Nearly half the world’s population suffer from poor nutrition linked to too much or not enough food, a global assessment said on November 23 with wide-ranging impacts on health and the planet.

The Global Nutrition Report (GNR), a yearly survey and analysis of the latest data on nutrition and related health issues, found that 48 per cent of people currently eat either too little or too much – resulting in them being overweight, obese or underweight.

At current rates, the report finds, the world will fail to meet eight out of nine nutrition targets set by the World Health Organisation for 2025.

These include reducing child wasting (when children are too thin for their height) and child stunting (when they are too short for their age), and also adult obesity.

The report estimates nearly 150 million children under five years old are stunted, more than 45 million are wasted and nearly 40 million are overweight.

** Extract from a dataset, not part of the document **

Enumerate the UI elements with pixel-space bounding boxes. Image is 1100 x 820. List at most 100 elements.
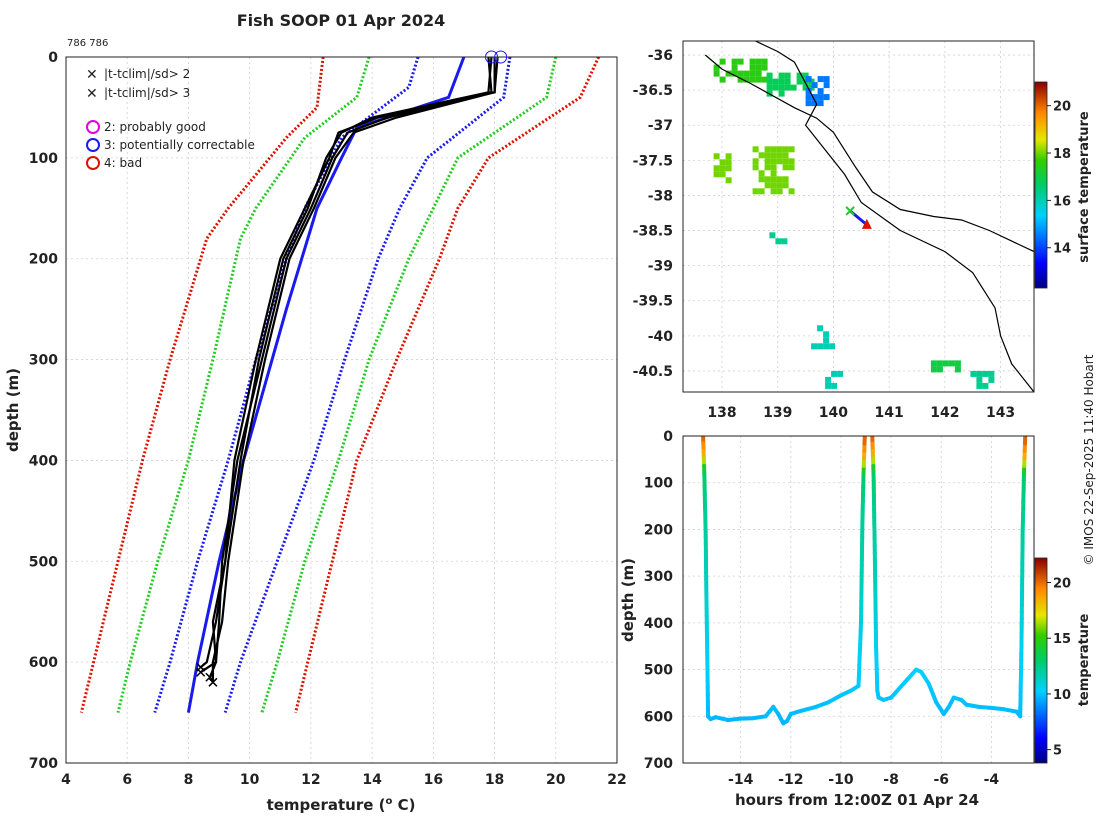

It also finds more than 40 per cent of adults (2.2 billion people) are now overweight or obese.

GNR Independent Expert Group chair Renata Micha told AFP: “Avoidable deaths due to poor diets have grown by 15 per cent since 2010 and poor diets are now responsible for a quarter of all adult deaths.

“Our global findings show that our diets have not improved over the last 10 years and are now a major threat to people’s health and to the planet.”

This year’s GNR is the first to look at global diets and how food choices are affecting people and the planet.

It finds people are failing to consume enough health-promoting foods like fruits and vegetables, particularly in lower-income countries.

Higher-income countries had the highest intake of foods with harmful health impacts like red meat, dairy and sugary drinks.

Consumption of harmful foods is on the rise, the report found, with red and processed meat already at almost five times the maximum recommendation of one serving a week.

The report notes that current global nutrition targets do not mention diet, with the exception of limiting sodium, and recommends new, more holistic targets.

“The science supports a food-based approach or diet-pattern approach in assessing the impacts on health and the environment,” Micha said.

In line with other estimates, the GNR calculated global food demand generated some 35 per cent of greenhouse gas emissions in 2018.

“Animal-source foods have generally higher environmental footprints per product than plant-based foods,” the report said.

“Consequently, they were responsible for the majority of food-related greenhouse gas emissions and land use, with particularly large impacts from beef, lamb and dairy.”

The report called for urgent funding to improve nutrition across the globe, particularly as Covid-19 has pushed an estimated additional 155 million people into extreme poverty.

The GNR estimates the nutrition spending will need to increase by nearly $4 billion annually until 2030 to meet stunting, wasting, maternal anaemia and breastfeeding targets alone.